To avoid a conflict of interest where a third party provides redress funding, Member States that allow that type of funding must ensure, in particular, that:

  • decisions of qualified entities are not influenced by the third party funding provider in a manner that would be detrimental to the collective interests of the consumers concerned;
  • the representative action is not brought against a competitor of the funding provider or a defendant on which the funding provider is dependent.

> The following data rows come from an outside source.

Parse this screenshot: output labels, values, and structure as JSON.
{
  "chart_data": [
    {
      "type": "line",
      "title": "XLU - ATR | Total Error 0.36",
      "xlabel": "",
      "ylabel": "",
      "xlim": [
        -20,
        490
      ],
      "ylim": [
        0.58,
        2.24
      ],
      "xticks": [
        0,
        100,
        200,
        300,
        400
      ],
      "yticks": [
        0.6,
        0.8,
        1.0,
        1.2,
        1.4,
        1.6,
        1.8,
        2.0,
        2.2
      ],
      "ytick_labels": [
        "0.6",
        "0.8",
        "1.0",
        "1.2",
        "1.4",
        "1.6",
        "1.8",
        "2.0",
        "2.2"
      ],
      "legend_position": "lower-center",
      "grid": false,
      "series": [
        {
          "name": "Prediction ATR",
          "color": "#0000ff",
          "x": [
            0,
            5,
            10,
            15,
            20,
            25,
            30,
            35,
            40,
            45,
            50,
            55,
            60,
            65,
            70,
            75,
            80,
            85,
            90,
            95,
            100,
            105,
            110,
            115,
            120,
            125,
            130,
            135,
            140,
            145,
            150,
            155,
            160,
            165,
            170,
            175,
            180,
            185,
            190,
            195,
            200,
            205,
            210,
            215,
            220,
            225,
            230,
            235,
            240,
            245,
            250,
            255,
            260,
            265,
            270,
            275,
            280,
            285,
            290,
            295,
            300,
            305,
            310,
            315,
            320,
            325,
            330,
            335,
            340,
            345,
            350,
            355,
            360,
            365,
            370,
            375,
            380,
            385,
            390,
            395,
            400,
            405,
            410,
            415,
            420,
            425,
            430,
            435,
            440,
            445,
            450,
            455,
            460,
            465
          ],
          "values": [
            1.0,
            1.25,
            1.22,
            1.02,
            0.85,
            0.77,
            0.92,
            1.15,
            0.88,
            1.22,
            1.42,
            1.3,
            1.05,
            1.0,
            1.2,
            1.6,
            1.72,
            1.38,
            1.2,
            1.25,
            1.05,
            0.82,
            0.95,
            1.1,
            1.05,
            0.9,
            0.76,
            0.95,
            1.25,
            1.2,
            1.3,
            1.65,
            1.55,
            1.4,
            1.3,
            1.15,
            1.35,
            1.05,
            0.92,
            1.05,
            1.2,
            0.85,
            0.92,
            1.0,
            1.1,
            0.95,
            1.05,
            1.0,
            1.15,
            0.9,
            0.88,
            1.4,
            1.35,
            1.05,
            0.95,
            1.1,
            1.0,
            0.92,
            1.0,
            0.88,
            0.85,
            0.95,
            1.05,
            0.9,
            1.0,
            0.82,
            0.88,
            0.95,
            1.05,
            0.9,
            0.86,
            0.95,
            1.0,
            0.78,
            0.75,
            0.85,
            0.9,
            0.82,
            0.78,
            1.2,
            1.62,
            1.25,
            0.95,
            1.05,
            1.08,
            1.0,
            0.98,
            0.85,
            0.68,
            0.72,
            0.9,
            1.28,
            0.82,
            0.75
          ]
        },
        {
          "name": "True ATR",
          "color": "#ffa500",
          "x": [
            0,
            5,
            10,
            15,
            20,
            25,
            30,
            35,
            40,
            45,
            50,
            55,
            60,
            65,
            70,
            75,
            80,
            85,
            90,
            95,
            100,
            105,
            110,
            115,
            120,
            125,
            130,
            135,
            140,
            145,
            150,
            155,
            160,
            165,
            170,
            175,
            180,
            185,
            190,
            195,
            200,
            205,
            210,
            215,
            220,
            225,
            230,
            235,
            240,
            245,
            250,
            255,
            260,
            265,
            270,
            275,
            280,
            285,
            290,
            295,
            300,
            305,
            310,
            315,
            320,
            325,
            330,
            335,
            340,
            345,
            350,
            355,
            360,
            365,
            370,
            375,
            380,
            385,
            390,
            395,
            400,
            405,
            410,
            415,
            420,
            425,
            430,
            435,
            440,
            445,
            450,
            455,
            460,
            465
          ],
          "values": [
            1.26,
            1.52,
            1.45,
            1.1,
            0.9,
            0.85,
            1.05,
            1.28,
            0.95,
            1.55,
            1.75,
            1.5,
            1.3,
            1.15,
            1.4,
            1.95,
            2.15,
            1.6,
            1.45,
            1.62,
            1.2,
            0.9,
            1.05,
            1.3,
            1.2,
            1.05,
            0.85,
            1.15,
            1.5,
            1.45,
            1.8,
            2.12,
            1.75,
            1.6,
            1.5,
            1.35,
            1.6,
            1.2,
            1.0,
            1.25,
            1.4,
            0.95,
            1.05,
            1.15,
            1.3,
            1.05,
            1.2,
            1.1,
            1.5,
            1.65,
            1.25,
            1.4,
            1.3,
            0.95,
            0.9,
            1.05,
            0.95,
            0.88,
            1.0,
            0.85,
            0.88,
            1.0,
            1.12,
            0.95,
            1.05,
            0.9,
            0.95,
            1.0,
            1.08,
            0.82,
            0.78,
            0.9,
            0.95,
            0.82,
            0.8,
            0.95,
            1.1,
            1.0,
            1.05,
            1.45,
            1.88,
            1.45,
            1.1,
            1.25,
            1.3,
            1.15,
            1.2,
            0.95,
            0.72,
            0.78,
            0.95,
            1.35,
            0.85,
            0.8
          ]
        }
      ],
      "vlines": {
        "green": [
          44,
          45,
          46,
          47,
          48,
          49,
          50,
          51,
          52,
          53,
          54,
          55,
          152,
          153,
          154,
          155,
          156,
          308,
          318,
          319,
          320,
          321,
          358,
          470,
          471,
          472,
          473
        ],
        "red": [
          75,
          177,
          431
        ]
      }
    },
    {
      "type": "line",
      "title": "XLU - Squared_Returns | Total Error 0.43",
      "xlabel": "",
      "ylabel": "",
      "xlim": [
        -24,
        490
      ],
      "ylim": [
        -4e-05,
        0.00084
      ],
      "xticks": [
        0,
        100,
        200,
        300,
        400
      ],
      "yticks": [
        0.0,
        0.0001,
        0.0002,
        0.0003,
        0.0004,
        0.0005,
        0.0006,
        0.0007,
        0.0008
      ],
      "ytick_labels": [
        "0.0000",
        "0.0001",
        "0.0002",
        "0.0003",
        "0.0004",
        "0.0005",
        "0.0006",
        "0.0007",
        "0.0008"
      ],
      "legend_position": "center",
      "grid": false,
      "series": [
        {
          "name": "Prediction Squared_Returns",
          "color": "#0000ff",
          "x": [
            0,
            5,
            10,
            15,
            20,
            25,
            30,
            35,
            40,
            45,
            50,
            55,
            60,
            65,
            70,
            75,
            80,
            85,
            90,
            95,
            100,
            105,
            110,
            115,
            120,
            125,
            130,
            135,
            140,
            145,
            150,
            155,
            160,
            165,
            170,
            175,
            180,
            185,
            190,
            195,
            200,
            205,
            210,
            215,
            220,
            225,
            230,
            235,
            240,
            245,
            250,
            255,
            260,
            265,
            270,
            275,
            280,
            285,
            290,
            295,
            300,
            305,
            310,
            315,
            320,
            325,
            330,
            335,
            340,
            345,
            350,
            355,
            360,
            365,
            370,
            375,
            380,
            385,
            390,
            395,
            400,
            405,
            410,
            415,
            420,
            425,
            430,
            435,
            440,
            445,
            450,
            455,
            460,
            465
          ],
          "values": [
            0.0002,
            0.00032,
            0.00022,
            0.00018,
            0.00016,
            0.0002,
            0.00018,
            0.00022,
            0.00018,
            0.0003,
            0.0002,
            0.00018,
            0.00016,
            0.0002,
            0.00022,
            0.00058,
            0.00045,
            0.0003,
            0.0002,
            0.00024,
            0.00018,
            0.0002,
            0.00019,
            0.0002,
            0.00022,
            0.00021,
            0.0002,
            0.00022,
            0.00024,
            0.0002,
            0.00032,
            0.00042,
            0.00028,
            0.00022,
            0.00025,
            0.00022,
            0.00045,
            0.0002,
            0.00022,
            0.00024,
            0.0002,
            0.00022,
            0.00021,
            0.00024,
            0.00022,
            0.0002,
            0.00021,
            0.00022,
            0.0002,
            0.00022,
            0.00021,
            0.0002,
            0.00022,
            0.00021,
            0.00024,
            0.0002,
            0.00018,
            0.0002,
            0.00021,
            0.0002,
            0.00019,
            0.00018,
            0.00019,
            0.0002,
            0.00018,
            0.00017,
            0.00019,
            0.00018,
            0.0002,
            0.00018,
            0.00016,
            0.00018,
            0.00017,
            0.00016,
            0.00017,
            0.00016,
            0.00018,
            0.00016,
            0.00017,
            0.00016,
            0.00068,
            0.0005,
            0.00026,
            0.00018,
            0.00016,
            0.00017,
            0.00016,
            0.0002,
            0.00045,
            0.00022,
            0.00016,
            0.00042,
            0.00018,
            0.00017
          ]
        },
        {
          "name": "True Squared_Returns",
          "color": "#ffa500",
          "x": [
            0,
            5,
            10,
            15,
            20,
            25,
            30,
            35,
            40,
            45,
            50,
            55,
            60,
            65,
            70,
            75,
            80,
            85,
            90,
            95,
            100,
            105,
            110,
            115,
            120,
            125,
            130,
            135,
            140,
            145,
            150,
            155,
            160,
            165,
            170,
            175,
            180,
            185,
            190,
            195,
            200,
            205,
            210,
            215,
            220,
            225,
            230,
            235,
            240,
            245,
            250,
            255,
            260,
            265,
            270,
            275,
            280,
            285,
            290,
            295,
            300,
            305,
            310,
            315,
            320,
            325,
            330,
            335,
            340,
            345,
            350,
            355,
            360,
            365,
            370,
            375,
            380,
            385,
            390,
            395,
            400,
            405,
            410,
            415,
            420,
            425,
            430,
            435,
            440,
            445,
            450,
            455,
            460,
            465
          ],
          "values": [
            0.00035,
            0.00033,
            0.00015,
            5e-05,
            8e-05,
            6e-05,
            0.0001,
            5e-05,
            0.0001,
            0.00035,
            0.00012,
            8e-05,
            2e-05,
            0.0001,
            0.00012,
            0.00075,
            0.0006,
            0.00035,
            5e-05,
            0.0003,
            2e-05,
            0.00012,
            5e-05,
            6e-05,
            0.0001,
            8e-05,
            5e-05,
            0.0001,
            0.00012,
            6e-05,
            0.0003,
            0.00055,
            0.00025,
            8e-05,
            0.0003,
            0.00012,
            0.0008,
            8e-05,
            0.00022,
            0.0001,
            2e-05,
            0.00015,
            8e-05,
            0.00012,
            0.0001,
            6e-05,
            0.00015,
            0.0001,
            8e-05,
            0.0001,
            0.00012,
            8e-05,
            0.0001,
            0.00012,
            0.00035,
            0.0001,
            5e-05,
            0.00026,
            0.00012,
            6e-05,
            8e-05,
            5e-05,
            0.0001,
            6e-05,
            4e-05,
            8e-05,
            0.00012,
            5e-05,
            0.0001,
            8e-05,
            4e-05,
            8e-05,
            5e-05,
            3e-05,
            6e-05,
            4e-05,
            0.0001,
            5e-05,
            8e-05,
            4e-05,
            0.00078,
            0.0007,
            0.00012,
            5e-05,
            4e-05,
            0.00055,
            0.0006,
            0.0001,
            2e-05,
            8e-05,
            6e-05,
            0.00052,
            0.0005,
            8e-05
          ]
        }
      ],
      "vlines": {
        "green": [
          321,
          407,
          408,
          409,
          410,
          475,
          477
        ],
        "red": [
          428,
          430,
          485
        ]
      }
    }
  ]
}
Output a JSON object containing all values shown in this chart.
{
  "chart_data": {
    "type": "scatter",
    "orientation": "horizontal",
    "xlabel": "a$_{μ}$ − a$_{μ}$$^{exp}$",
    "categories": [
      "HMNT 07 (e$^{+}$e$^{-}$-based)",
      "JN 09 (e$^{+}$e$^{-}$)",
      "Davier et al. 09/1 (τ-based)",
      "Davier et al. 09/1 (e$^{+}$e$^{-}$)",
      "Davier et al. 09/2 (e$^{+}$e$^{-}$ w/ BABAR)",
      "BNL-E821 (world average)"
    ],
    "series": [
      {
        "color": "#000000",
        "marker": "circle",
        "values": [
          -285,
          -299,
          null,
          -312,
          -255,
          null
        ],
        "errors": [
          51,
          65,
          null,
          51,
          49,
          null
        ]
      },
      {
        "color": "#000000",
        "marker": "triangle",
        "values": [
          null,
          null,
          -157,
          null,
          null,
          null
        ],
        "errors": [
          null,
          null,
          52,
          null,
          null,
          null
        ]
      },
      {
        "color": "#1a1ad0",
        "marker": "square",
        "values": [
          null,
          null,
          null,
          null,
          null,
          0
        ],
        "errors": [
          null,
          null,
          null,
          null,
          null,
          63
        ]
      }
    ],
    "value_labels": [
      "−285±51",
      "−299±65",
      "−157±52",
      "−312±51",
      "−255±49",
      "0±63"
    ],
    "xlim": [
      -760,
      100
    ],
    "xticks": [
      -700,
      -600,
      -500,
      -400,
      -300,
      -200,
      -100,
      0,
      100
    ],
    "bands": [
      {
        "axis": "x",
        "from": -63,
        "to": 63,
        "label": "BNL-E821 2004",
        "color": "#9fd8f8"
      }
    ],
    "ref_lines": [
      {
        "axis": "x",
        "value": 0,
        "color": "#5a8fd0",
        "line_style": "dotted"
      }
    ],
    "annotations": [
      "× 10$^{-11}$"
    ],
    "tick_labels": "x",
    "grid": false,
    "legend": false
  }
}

Member States must ensure that:

  • the qualified entity and the trader may jointly propose a redress settlement; or
  • the court or administrative authority, after having consulted the qualified entity and the trader, may invite the parties to reach a settlement within a reasonable time limit;
  • settlements approved by the court or administrative authority are binding on the qualified entities, defendant traders and consumers concerned, but Member States may lay down rules allowing consumers concerned to accept or to reject the settlement.

Costs of the proceedings

  • The unsuccessful party is in principle required to pay the costs of the proceedings.
  • Individual consumers in a representative action do not pay the costs of the proceedings, except potentially when the costs were incurred as a result of the individual consumer’s intentional or negligent conduct.
  • Member States must introduce rules aiming to ensure that the costs of the proceedings related to representative actions do not prevent qualified entities from effectively exercising their right to seek the injunctive measures.
  • Member States may lay down rules to allow qualified entities to require consumers who wish to be represented by them in a specific representative action for redress measures to pay a modest entry fee or similar charge in order to take part in that representative action.


Member States must:

  • set out rules on penalties for failure or refusal to comply with an injunctive measure, information obligation or disclosure of evidence obligation;
  • ensure that those rules are implemented – penalties must be effective, proportionate and dissuasive.


Directive (EU) 2020/1828 repeals Directive 2009/22/EC (see summary) from 25 June 2023.


It entered into force on 24 December 2020. It has to become law in the Member States by 25 December 2022 and to apply in the Member States as of 25 June 2023.


The directive is part of the ‘new deal for consumers’ package.

For further information, see:


Directive (EU) 2020/1828 of the European Parliament and of the Council of 25 November 2020 on representative actions for the protection of the collective interests of consumers and repealing Directive 2009/22/EC (OJ L 409, 4.12.2020, pp. 1–27).

Successive amendments to Directive 2020/1828/EU have been incorporated into the original document. This consolidated version is of documentary value only.